Imagine entering a gruelling cycling race where new competitors have a 90% failure rate, being a newcomer, and still finishing in second place overall.
This is what Clara man Jim Fitzpatrick managed to do in the 1,356-mile Race Around Ireland earlier this month, and he still can’t believe his luck.
Well, it wasn’t all luck, of course. He did train some 19,000 miles for the event.
The race is part of the Ultra Marathon Cycling Association World Cup series, which includes other huge endurance races such as The Race Across America – and the Irish race is ranked as the toughest bike race in Europe and the second-toughest in the world, Jim noted.
That is in part because of the distance, and also because of the treacherous climbs involved, the weather and the condition of the roads, he said.

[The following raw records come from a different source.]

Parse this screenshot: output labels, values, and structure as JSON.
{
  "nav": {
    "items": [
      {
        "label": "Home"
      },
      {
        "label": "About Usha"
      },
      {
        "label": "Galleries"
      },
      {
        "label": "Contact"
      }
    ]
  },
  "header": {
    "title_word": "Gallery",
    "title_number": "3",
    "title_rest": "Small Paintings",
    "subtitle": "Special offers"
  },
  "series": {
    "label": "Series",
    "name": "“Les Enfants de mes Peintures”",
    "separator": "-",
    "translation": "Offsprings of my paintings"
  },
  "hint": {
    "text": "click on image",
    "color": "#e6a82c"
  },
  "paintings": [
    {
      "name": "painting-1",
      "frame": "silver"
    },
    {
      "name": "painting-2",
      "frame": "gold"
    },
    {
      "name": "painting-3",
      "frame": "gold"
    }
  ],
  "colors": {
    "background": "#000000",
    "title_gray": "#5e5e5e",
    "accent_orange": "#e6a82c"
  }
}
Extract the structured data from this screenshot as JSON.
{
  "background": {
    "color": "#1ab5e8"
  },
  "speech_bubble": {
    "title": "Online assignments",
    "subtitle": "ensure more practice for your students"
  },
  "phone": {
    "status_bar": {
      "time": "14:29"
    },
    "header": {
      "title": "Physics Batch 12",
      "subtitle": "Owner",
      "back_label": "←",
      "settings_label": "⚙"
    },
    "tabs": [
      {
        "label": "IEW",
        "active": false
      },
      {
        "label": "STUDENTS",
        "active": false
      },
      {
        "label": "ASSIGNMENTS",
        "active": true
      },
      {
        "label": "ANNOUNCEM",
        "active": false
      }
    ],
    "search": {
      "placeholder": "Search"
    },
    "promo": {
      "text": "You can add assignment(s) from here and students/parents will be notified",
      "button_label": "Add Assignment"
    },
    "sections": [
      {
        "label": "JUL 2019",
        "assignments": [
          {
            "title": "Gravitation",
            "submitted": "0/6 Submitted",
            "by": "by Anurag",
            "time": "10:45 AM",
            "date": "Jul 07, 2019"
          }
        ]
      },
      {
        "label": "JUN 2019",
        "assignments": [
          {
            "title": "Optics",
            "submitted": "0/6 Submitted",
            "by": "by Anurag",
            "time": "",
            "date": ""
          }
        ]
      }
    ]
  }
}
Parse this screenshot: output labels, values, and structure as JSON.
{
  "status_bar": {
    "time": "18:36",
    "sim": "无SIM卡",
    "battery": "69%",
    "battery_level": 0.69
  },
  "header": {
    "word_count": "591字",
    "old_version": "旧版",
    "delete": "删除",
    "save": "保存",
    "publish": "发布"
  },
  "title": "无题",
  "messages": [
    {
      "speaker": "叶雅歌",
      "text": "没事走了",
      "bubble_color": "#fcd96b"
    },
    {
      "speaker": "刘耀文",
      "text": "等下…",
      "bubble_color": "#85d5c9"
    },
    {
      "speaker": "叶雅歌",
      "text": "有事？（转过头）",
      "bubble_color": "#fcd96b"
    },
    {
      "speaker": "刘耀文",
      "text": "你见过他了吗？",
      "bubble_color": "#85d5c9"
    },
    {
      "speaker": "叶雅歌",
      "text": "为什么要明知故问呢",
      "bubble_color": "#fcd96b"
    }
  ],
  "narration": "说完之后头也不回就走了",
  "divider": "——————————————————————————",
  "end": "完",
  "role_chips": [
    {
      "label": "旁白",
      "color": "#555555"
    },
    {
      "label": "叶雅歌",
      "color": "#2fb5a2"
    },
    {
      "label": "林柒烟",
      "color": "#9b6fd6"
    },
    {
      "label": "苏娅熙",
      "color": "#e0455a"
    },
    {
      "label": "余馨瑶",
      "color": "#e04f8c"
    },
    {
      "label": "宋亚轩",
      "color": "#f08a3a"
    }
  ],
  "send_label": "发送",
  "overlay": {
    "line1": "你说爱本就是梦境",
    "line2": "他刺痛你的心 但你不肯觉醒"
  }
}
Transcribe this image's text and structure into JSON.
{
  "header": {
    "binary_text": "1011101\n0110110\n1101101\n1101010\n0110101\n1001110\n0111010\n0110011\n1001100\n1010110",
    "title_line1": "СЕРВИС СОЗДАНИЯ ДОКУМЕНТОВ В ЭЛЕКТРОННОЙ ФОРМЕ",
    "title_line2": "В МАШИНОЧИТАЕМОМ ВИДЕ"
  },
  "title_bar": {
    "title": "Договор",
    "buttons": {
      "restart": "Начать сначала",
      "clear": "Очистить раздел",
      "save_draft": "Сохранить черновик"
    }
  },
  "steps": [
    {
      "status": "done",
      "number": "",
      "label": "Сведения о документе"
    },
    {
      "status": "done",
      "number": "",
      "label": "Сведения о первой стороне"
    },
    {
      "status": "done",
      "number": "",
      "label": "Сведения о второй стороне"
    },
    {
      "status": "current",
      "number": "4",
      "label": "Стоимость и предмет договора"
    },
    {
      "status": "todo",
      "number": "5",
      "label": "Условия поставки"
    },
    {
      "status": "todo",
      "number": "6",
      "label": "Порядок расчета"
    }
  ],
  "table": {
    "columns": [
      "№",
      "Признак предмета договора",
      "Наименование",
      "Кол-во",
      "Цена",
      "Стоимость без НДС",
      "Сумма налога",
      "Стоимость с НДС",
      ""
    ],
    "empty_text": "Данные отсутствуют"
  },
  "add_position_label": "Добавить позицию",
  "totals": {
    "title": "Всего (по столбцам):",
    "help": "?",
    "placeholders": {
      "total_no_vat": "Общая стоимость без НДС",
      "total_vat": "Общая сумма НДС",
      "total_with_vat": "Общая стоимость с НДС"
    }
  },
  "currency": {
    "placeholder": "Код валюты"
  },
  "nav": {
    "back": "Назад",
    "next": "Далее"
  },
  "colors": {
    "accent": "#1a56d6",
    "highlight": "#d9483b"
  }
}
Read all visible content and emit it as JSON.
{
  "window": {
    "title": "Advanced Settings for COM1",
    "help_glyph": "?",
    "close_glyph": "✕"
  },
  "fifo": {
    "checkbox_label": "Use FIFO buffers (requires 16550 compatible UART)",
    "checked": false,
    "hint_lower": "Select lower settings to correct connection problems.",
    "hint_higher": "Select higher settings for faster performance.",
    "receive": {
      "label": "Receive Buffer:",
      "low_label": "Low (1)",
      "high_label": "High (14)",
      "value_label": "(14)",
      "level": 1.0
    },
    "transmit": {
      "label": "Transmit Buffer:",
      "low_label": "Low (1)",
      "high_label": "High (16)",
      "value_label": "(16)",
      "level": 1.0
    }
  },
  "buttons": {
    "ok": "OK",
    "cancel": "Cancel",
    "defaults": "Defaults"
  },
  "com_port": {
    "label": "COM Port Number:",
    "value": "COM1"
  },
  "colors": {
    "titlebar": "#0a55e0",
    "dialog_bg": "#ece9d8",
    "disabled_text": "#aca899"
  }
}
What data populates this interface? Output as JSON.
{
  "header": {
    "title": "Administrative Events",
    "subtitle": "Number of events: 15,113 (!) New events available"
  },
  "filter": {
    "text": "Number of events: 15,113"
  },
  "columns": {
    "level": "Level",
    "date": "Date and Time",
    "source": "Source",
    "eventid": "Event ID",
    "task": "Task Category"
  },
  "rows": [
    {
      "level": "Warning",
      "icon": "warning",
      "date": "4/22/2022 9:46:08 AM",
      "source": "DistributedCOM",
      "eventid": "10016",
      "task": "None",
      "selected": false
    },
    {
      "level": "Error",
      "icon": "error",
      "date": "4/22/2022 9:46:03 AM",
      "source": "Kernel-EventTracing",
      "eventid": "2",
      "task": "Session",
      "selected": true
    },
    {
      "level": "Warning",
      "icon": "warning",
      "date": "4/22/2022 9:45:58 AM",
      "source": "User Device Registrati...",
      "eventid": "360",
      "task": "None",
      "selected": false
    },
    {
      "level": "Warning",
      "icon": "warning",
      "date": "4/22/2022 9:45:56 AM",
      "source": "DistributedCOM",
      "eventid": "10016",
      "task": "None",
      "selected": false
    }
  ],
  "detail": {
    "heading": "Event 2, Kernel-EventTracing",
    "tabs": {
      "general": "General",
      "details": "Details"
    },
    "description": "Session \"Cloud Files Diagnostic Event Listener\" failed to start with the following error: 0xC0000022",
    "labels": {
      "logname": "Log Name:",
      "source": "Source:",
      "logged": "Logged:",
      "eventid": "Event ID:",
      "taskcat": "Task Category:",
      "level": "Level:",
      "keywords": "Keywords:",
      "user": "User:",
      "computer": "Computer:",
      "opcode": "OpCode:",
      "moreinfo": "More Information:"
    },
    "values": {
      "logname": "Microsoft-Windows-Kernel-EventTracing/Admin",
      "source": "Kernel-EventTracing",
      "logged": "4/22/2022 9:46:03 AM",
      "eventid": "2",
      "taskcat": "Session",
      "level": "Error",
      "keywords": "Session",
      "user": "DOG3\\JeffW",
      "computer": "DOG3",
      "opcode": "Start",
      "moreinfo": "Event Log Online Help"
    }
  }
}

Despite a 70% failure rate for entrants who have attempted the race before, and a 90% failure rate for those attempting it for the first time, Jim managed to complete it on his first go.
“I didn’t want to fail. I didn’t want to be part of the 90%,” he said.
The idea of taking up the Irish challenge came to him after he took part in the 1,200-kilometre Paris-Brest-Paris race in France last year. “When I finished that I thought, ‘Well, I’ll tackle this next’,” he said.
He started out the Irish race on September 9 at 7.45am, seeded in the worst position. The route began in Trim, County Meath and went north through Drogheda and Dundalk up to the Giant’s Causeway and Malin Head, then down through Sligo, Clare and Limerick, the Ring of Kerry and Mizen Head. It continued through Cork and followed the coastline, through the mountains at Dungarvan, Waterford to Wexford and Mount Leinster, and up the major climbs of Wicklow before finishing in Navan.
The solo participants had 132 hours (five and a half days) to complete the course. Jim finished it in four days and 19 hours.
Fourteen cyclists were originally due to compete, but one had to drop out after breaking his hand. Only five of them finished, though, and Jim placed second.
So how did he do it?
“I raced my own race,” he said, “and I had a plan.”
This included a crew of eight people, including a camper van, following him around the clock through the race.
After a few days’ rest following the finish, he was still trying to get his head around the experience.
“I feel fine now, but I am still finding it hard to believe that I actually came second,” he said. “These guys would be the best cyclists in the world over long distances.”